Когда Сурек торжественным тоном объявил, что «Прага очень довольна», кровь кинулась Йозефу в лицо, а по спине пробежала медленная дрожь. Лейтенант никогда никого не хвалил и не благодарил, а Йозеф слишком хорошо знал методы работы госбезопасности, чтобы питать хоть малейшие иллюзии. Он насторожился, ожидая выпада исподтишка, подленького укола или другой подобной пакости.
– Уверяю, профессор, – продолжил Сурек, – полковник Лоренц высоко ценит ваше сотрудничество. Как вы полагаете, пациент может покинуть санаторий?
– Приступ малярии мы купировали, астму стабилизировали. Рецидив не исключен, но я готов его выписать.
– Он не пожелал отвечать, когда я задал ему этот вопрос.

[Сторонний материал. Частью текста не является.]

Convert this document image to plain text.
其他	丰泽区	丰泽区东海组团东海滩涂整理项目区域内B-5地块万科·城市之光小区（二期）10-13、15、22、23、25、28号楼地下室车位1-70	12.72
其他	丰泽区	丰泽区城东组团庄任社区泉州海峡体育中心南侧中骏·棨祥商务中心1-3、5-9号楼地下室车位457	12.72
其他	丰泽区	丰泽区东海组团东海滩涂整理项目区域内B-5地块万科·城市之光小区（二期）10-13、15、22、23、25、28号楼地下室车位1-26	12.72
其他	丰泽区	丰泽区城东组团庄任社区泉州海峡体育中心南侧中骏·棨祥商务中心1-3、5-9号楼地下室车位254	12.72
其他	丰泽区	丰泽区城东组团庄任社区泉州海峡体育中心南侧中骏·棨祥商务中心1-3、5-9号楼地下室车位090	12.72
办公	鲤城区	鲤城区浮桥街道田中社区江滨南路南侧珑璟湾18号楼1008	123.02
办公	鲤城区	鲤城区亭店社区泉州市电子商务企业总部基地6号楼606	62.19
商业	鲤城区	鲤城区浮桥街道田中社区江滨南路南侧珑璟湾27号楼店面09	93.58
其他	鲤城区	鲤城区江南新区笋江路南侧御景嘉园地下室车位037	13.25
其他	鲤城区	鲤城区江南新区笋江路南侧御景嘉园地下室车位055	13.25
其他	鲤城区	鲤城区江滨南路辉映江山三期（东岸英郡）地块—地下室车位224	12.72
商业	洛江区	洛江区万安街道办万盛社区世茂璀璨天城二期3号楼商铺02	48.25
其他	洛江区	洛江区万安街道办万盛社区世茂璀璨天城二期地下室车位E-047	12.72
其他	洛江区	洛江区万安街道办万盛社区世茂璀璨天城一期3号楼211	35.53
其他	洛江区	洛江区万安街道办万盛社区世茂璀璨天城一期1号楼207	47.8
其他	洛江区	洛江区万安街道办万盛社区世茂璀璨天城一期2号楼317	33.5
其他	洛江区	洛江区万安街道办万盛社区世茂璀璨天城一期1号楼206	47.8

– Я не могу выставить пациента за дверь. Он слаб и нуждается в отдыхе.
– Мы остаемся в неведении касательно множества вещей. Что он рассказывает вашей дочери на утренних и вечерних прогулках? Он когда-нибудь затрагивал за ужином политические темы, высказывался об СССР или США?
– Никогда.
– Тогда о чем он говорит?
– О том о сем. О пустяках.
– Мы хотим знать все, слышите – все! – Сурек повысил голос.
– Я понимаю, на что вы намекаете, и мне это не нравится! Я ни за кем шпионить не стану!
– Тем хуже для вас, я доложу наверх.
Выполнить угрозу лейтенант не успел. Расстроенный Йозеф столкнулся в холле с Рамоном, и тот заметил, что доктор не в себе.
– Что случилось? Почему ты такой красный?
Передавать Рамону конфиденциальный разговор с лейтенантом и упоминать о его предложении «стучать» было очень неразумно, но Йозеф не сдержался.
Рамон разъярился. Он орал на Сурека, а тот молчал, как нашкодивший ребенок. Рамон только что не пинками загнал его в кабинет, и они позвонили в Прагу полковнику (лейтенант переводил). Разговор был коротким. Сурек и телохранитель собрали вещи и вышли в холл. Йозеф спросил, может ли он что-нибудь сделать, и Сурек покачал головой. Он не выглядел обиженным, но Йозеф понимал: этот человек умеет скрывать свои истинные чувства, на то он и гэбист.